The man’s stony expression didn’t change. “Nonetheless, you will come with me. Ready these little humans. Pack light. We ride before dark.”
Nicky’s chin came up. “Leave them alone. If you have to, take me, but not them.”
He stared at Nicky, and then he snorted. “You’d protect your cousins from me, would you? Tell me, then, where would you have them go?”
Nicky didn’t answer. They had no grandparents, no living family at all. At least, none they knew.
He looked at Andrew again, released his shoulders, and rose to his feet. “They are the progeny of my dear companion and, thus, my responsibility. I may be cruel, a monster, and a murderer, but I do not shirk my responsibilities.
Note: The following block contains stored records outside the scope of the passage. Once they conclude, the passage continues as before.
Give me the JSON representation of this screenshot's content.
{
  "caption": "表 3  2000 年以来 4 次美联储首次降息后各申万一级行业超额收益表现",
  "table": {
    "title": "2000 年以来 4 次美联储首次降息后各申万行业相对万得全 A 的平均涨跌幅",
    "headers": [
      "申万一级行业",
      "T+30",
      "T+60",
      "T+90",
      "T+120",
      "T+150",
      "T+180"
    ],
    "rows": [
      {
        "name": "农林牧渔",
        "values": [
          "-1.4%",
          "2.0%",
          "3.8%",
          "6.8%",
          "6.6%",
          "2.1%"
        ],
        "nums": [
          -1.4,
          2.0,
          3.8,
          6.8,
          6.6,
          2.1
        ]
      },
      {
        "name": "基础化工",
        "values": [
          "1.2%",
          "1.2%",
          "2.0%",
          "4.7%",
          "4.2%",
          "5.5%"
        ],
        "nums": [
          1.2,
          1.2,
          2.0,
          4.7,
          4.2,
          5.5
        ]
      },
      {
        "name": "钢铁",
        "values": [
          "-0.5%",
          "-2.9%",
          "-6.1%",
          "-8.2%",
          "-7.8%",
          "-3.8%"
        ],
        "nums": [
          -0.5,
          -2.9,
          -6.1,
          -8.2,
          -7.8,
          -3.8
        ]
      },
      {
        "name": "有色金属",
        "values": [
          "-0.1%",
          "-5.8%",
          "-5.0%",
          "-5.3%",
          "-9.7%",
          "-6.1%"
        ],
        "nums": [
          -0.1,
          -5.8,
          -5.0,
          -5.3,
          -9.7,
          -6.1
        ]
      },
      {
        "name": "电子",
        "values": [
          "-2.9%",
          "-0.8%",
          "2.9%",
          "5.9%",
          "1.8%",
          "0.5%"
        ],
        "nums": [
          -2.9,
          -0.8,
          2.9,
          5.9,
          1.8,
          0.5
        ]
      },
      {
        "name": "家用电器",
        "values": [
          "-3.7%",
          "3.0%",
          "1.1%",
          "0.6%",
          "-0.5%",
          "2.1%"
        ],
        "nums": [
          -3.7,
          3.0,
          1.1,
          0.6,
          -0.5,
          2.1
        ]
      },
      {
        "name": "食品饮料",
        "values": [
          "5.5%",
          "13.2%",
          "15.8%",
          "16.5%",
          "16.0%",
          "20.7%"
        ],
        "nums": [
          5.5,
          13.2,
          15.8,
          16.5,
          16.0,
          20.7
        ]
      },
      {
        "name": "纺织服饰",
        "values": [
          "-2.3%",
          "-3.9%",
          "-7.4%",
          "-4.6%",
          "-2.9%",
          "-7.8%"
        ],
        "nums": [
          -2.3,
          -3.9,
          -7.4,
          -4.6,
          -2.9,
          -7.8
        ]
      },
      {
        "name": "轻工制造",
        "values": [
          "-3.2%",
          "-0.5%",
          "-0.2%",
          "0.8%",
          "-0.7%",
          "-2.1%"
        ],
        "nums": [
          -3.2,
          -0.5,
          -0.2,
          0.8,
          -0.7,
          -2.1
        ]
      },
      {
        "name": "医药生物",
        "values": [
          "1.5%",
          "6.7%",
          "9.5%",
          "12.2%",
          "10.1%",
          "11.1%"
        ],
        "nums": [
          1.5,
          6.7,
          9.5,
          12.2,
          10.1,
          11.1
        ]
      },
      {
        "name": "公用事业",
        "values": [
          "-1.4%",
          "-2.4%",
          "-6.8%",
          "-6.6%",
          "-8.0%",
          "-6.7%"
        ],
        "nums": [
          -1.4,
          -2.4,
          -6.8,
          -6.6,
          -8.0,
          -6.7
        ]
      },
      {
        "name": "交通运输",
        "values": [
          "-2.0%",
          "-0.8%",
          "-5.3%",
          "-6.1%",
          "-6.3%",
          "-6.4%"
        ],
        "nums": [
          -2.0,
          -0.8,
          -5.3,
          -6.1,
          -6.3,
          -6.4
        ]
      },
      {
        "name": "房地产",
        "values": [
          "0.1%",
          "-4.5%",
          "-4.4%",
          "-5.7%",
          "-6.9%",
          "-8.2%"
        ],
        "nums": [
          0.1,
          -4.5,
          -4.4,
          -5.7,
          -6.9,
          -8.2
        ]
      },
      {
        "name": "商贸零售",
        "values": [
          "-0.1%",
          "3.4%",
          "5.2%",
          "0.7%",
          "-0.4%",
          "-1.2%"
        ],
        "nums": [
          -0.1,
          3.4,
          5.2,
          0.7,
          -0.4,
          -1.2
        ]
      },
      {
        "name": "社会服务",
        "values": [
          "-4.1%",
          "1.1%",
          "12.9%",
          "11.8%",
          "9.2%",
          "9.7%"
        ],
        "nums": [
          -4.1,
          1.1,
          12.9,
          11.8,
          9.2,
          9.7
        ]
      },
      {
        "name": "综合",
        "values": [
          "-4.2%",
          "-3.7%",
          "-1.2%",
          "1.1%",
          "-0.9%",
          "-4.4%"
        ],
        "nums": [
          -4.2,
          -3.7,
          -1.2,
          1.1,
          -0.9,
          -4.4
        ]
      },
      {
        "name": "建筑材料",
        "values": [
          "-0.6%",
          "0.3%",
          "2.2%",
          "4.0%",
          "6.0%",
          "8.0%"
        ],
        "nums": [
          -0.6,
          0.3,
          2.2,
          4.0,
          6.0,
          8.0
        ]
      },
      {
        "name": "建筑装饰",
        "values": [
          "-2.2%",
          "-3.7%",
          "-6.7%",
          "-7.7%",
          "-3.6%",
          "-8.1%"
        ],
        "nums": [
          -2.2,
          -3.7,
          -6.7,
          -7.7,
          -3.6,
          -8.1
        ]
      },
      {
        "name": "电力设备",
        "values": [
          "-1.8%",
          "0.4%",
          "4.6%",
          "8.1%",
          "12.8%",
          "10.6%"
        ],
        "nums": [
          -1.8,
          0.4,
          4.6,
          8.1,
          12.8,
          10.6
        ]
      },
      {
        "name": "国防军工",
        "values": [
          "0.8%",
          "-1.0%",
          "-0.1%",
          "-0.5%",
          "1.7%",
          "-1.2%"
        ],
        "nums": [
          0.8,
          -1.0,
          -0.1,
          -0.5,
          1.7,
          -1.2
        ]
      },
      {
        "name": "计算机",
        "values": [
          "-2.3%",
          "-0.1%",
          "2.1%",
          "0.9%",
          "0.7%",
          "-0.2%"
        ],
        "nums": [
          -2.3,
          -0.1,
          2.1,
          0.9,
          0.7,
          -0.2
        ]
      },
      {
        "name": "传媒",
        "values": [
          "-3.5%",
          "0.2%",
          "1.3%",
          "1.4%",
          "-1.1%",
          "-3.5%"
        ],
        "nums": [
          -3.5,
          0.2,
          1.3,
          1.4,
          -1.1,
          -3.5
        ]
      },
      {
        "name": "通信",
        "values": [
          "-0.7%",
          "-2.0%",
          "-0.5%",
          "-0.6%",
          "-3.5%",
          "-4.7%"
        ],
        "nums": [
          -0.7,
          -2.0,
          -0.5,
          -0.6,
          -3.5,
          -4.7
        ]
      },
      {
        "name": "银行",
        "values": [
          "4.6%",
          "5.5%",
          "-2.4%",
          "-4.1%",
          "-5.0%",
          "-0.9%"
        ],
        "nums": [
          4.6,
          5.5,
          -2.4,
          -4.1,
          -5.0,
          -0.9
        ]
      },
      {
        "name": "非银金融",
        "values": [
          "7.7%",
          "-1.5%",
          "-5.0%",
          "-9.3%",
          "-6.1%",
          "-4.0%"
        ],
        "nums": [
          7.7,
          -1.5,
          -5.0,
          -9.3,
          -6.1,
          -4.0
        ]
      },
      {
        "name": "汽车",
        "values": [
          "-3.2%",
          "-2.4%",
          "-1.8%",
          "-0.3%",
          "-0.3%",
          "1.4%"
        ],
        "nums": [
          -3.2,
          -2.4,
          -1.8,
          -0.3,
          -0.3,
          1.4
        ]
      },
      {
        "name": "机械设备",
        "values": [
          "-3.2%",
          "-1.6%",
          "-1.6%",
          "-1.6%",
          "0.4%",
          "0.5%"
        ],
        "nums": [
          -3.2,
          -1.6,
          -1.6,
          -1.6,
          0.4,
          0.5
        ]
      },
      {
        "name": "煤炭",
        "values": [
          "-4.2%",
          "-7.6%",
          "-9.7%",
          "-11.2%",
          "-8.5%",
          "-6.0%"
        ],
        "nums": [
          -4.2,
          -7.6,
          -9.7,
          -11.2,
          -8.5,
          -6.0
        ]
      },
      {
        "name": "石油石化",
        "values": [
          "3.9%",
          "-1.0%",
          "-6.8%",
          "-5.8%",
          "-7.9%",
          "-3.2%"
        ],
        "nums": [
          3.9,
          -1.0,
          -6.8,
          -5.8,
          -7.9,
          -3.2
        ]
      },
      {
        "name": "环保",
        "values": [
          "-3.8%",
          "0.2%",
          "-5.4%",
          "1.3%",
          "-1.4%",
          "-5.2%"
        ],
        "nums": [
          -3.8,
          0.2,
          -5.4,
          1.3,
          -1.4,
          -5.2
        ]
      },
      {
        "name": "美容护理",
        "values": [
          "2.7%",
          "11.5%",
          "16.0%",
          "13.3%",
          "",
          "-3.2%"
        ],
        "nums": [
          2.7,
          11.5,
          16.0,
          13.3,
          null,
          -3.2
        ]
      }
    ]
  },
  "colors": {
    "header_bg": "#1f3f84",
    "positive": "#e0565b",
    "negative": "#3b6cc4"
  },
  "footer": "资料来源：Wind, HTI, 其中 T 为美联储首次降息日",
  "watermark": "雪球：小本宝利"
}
Nor should you shirk yours as the eldest.”
Years later, when Andrew told himself the story of what happened, he couldn’t recall the part where they packed. Shock seemed to have erased that hour entirely. Somehow Nicky must have found bags, must have put in their favorite picture books and their most beloved toys, along with photographs and pajamas and coats and shirts.
Or maybe Andrew had packed for himself. He was never sure.
He couldn’t imagine how they’d done it, with their mother and uncle’s bodies cooling downstairs. He couldn’t imagine how it had felt, and as the years went by, he couldn’t make himself feel it again. The horror of the murders dulled with time. His memories of the day blurred.
A black horse was nibbling the grass of the lawn when they went outside. Its eyes were big and soft. Andrew wanted to throw his arms around its neck and press his wet face into its silky mane. Before he could, the tall man swung her and then Aaron across the saddle, handling them like baggage rather than children. He put Nicky up behind him.
“Hold on,” he said.
Andrew and his remaining family wept the whole way to Faerieland.
In Faerie, there are no fish sticks, no ketchup, no television.